En effet, le 26 mars 2009, le gouvernement a liquidé les sociétés publiques qui fournissaient les services municipaux de base de Cali.

Et malgré les dons et autres moyens d’appui offerts par le SCFP et d’autres syndicats au SINTRAEMSIRVA (syndicat de Cali), la liquidation a eu lieu.

Le SINTRAEMSIRVA, qui a monté un camp devant le siège social de la société, poursuit le gouvernement pour les congédiements en masse, et collabore avec d’autres ordres de gouvernement à la création d’une société de services publics de remplacement viable.

Juan Carlos Ortiz, ancien président et militant du SINTRAEMSIRVA, a déclaré ce qui suit à l’organisme de solidarité de Vancouver CoDev :

Le 27 avril, tous les travailleurs congédiés se sont rassemblés pour protester devant le siège social d’EMSIRVA. Le syndicat avait préparé du café en grande quantité pour tout le monde, parce que nous ne pouvions pas offrir le petit déjeuner ou le déjeuner. Nous avons aussi commencé à aider à préparer les griefs et les causes de nos membres. Votre appui a contribué à payer le papier, les photocopies, les télécopies, etc. En outre, parce que nous avions besoin d’aide de secrétariat pour la préparation des causes, nous avons offert aux secrétaires, qui avaient aussi été congédiées au moment de la liquidation, d’assumer une partie de leurs frais de transport pour venir travailler avec nous.

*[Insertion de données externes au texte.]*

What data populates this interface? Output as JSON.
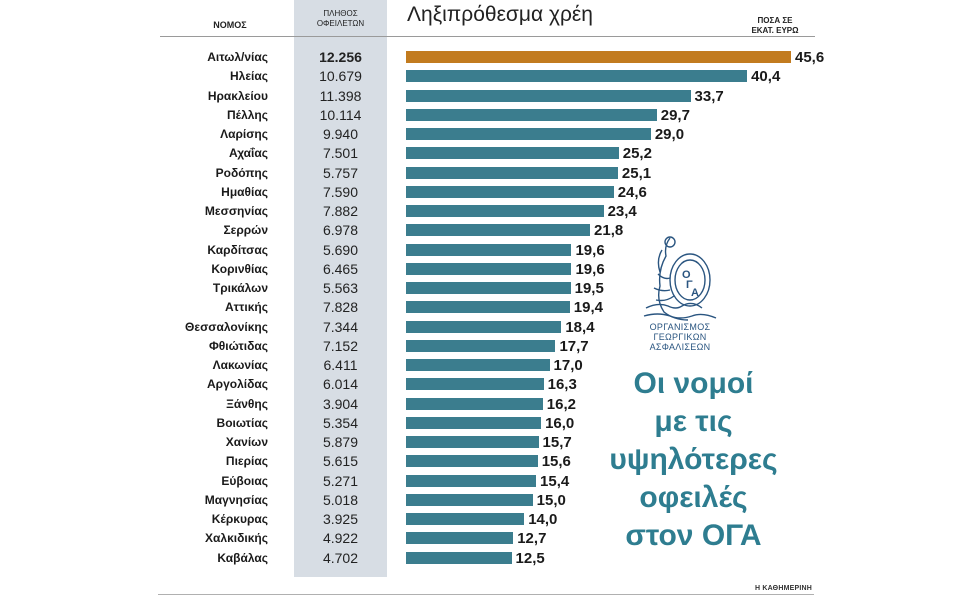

À la fin de mai, le syndicat – avec l’appui de l’ISP a déposé une plainte auprès de l’OIT contre la liquidation d’EMSIRVA et le congédiement illégal des travailleurs.

Pendant ce temps, des centaines de travailleurs congédiés font ce qu’ils peuvent pour survivre. Maria Fernanda Bolaños, venue au Canada à l’invitation du SCFP à l’été de 2008, a écrit pour dire qu’elle vend maintenant des empanadas sur la rue.

Dans le vidéo on voit aussi d’autres travailleurs qui vendent des journaux et protestent aux feux de circulation de la ville. Sur leurs pancartes, il est écrit : « Les ex-travailleurs d’EMSIRVA exigent le droit au travail. On ne veut plus mendier à Cali. »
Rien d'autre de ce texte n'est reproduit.